Colleen Sharkey | April 18, 2019
For decades in the U.S., there have been competing theories of how best to raise children, from the early 1900s belief that mothers should not be clingy to parents’ embrace of Dr. Spock. Parents want to optimize their “nests,” knowing physical elements like shelter and psychological elements like emotional support affect child development.
University of Notre Dame Professor of Psychology Darcia Narvaez specializes in this kind of research, studying the evolved nest (or evolved developmental niche; EDN).
Components of EDN include breastfeeding for two to five years, nearly constant touch, responsiveness to a baby’s needs, multiple responsive adult caregivers, free play with multiple-aged playmates and positive social support for mom and baby. EDN can also entail soothing perinatal experience (before, during and after birth) and a positive, welcoming social climate. “All these are characteristic of the type of environment in which the human genus lived for 99 percent of its existence,” Narvaez noted.

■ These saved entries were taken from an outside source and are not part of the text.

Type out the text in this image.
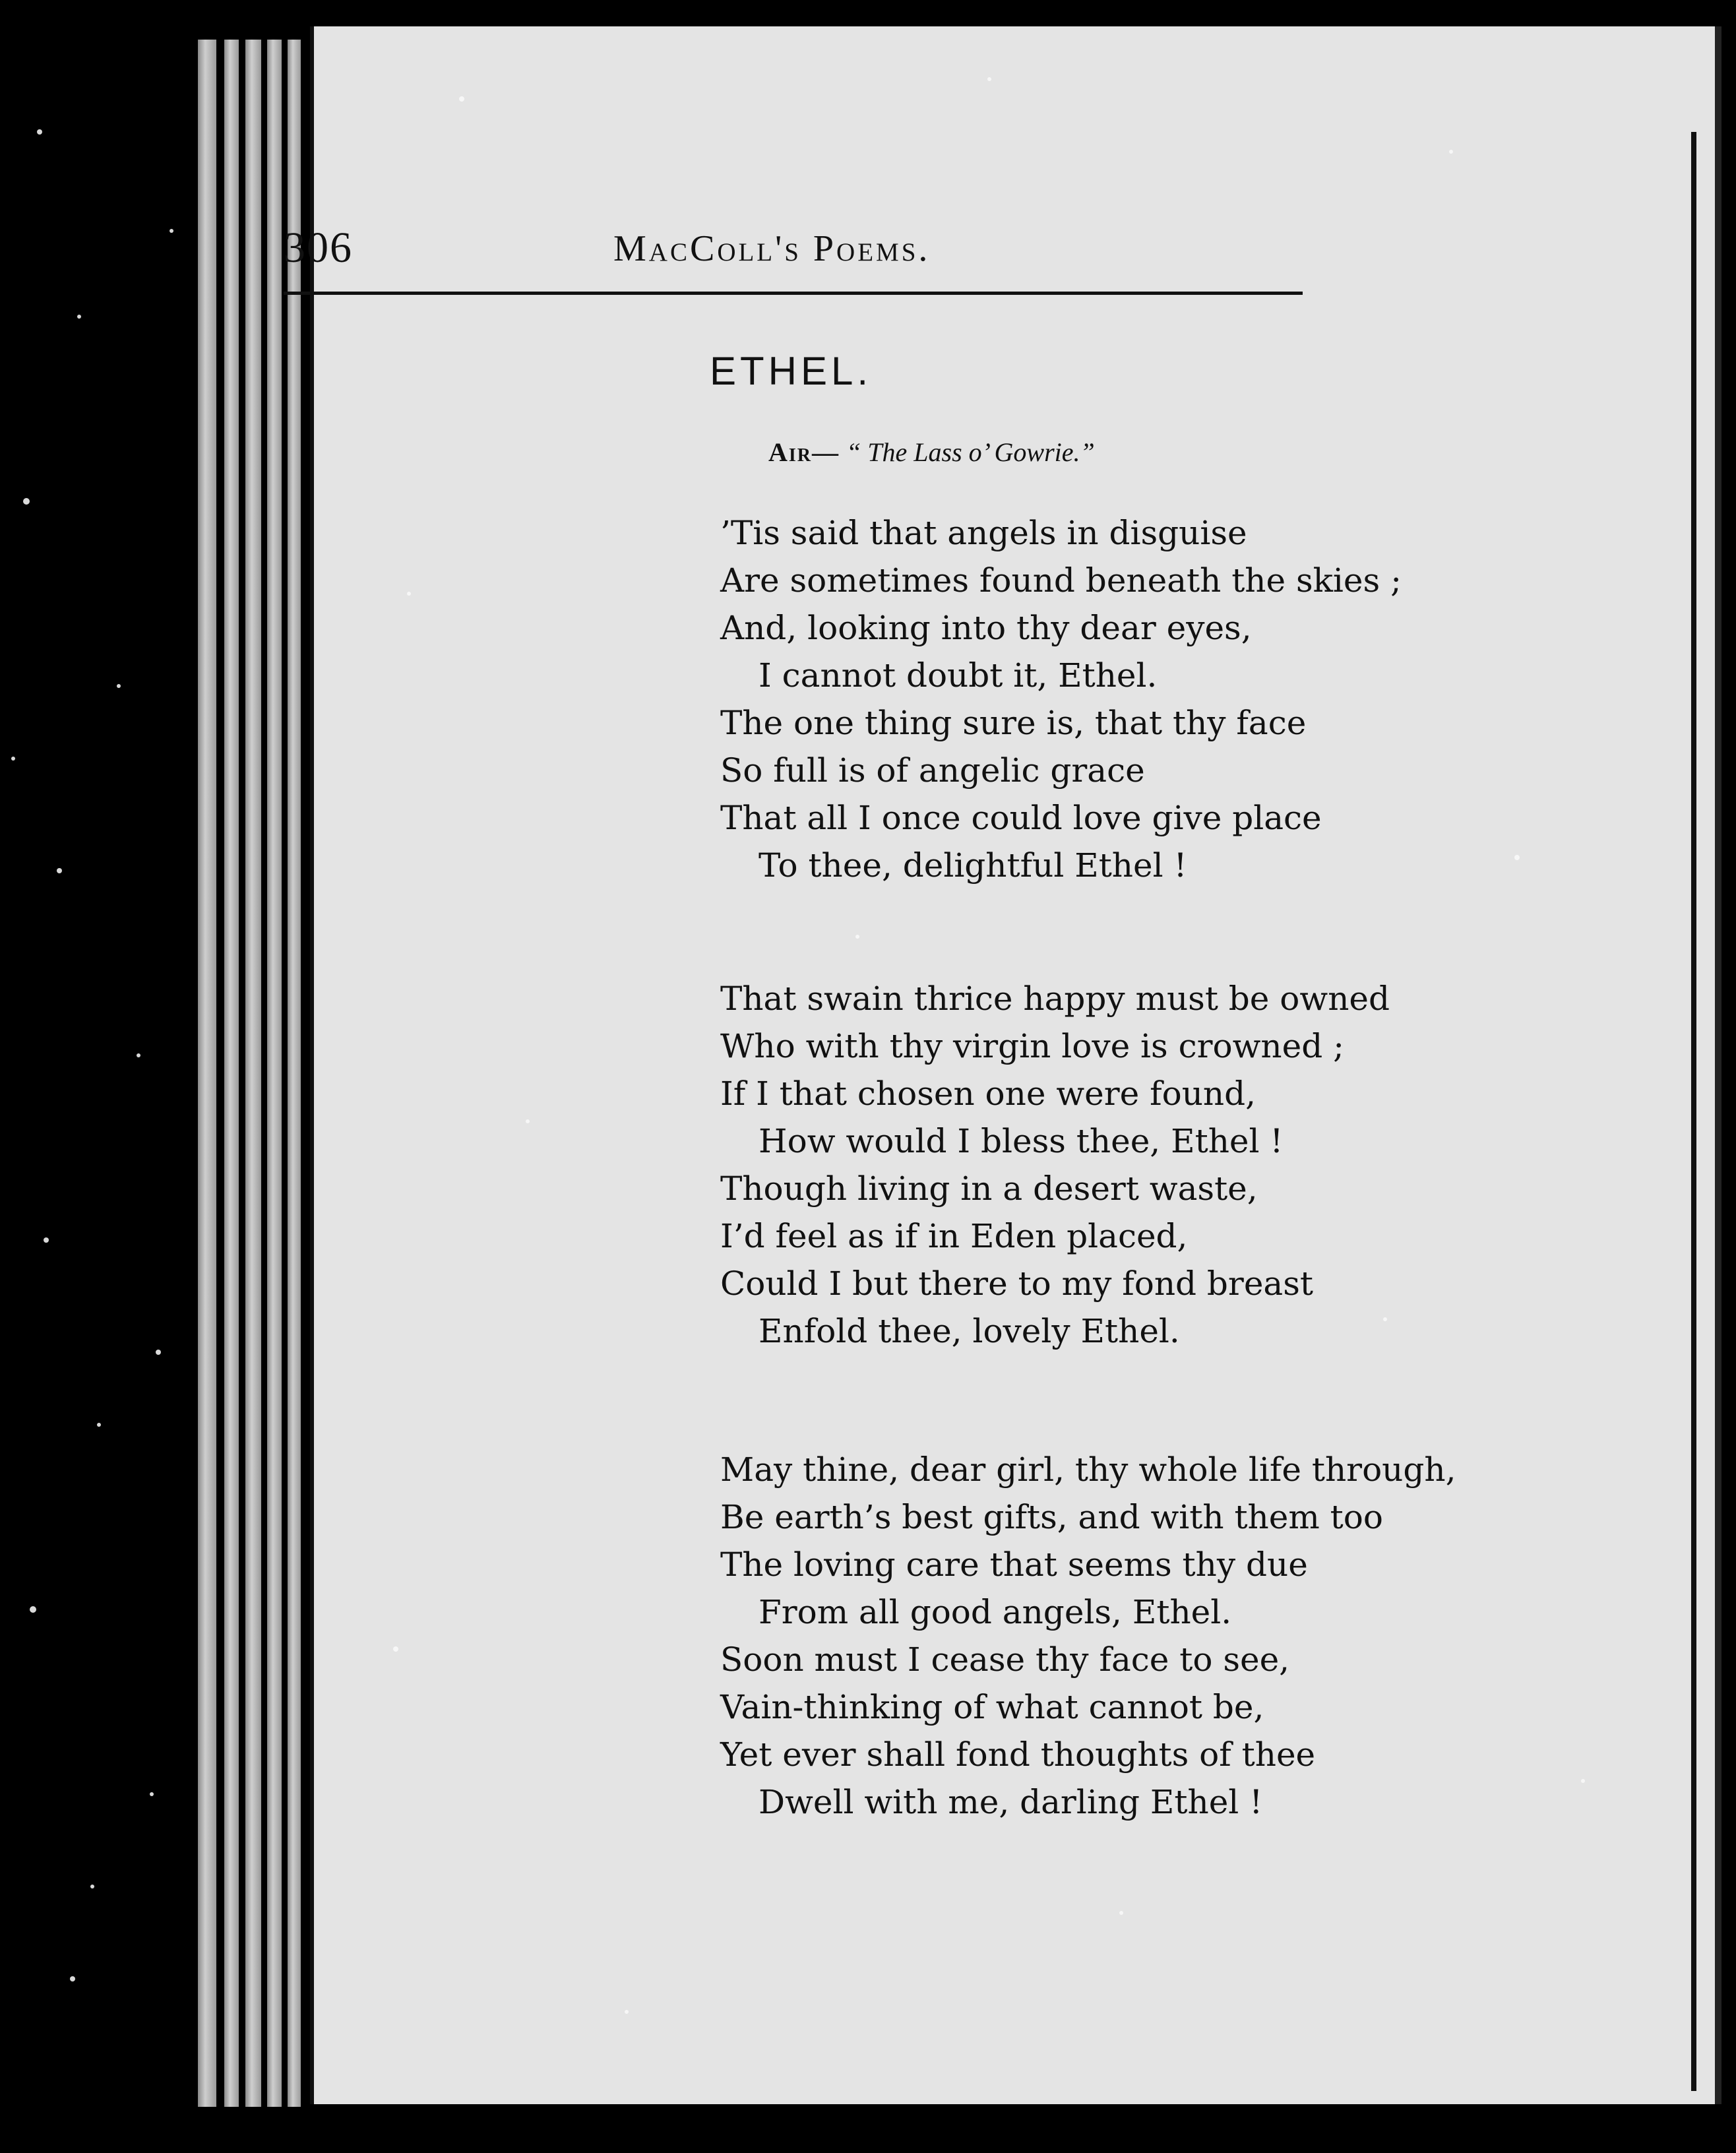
306	MacColl's Poems.
ETHEL.
Air— “ The Lass o’ Gowrie.”
’Tis said that angels in disguise
Are sometimes found beneath the skies ;
And, looking into thy dear eyes,
I cannot doubt it, Ethel.
The one thing sure is, that thy face
So full is of angelic grace
That all I once could love give place
To thee, delightful Ethel !
That swain thrice happy must be owned
Who with thy virgin love is crowned ;
If I that chosen one were found,
How would I bless thee, Ethel !
Though living in a desert waste,
I’d feel as if in Eden placed,
Could I but there to my fond breast
Enfold thee, lovely Ethel.
May thine, dear girl, thy whole life through,
Be earth’s best gifts, and with them too
The loving care that seems thy due
From all good angels, Ethel.
Soon must I cease thy face to see,
Vain-thinking of what cannot be,
Yet ever shall fond thoughts of thee
Dwell with me, darling Ethel !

A paper published by Narvaez and her colleagues at the Notre Dame Family Life Project in Sage Open highlights how taking a snapshot of a young child’s experience over a week, as reported by a parent, is predictive of child outcomes. The measure — the EDN — was tested in three countries: the U.S., Switzerland and China. Parents of 3-to-5-year-old children indicated how much self-directed play, family togetherness, affection and (lack of) corporal punishment the child received in a week. They also completed validated measures of child social and moral development and mental health.